Formanek’s magnum opus consists of the title piece and the five parts of theExoskeleton opus divided into nine subparts. Remarkably Formanek uses a notably strong image from biology to frame this extended piece. He imagines its unfolding as an inward journey, as a permeation of the carapace to reach out thereby for the viscera and get in touch with essential vital functions. It is the reversal of phylogeny, the evolution of a species/special feature of an organism. Transposed to music, this means working backwards and inwards through the fossilization of styles. It hints to Formanek’s way to gain access to the inner core and energy of musical sediments in order to recycle it vividly. It can be inferred from the titling of the parts of Exoskeleton:Impenetrable – Beneath The Shell – @heart – Echoe – Without Regrets – Shucking While Jiving – A Reptile Dysfunction – Metamorphic. This sequence also reveals it as a gradual process.
From Formanek’s systematics a greater number of remarkable highlights emerge.Part III (Beneath the Shell) has beguiling woodwinds in deep as well as high register. Even a walking bass surfaces here from a remote place. Chris Speed dives into the shades of sepia coloured Ellingtonia and Kirk Knuffke, on cornet, soaks it even irresistibly deeper into a lively living past and Ben Gerstein’s trombone climbs up from extreme depths in the concluding subpart, @heart.

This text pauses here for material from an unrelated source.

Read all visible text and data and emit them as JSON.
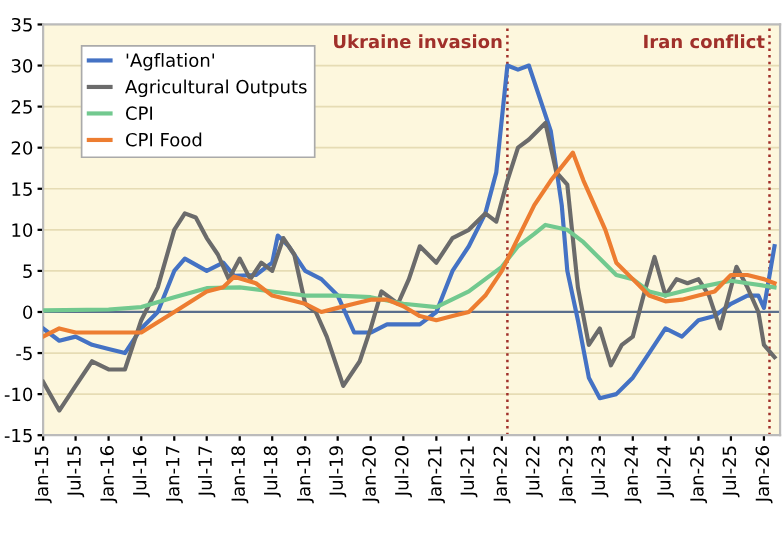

Part IV Echoes and Part V Without Regrets are highly impressive with their balancing of elements and counter-elements in the vamp. Especially outstanding are the contribution of guitarist Mary Halvorson in Part V (Without Regrets) as well as the contribution of pianist Kris Davis in Part VII (Reptile Dysfunction) followed by an amazing clarinet contribution of Oscar Noriega. The concluding section of the piece Part VIII (Metamorphic), with its frenetic Schlussgesang apotheosis also delights with an unusual interplay of Formanek’s bass and Dave Ballou’s trumpet. The listing could easily be continued…but you’d do better to listen for yourself!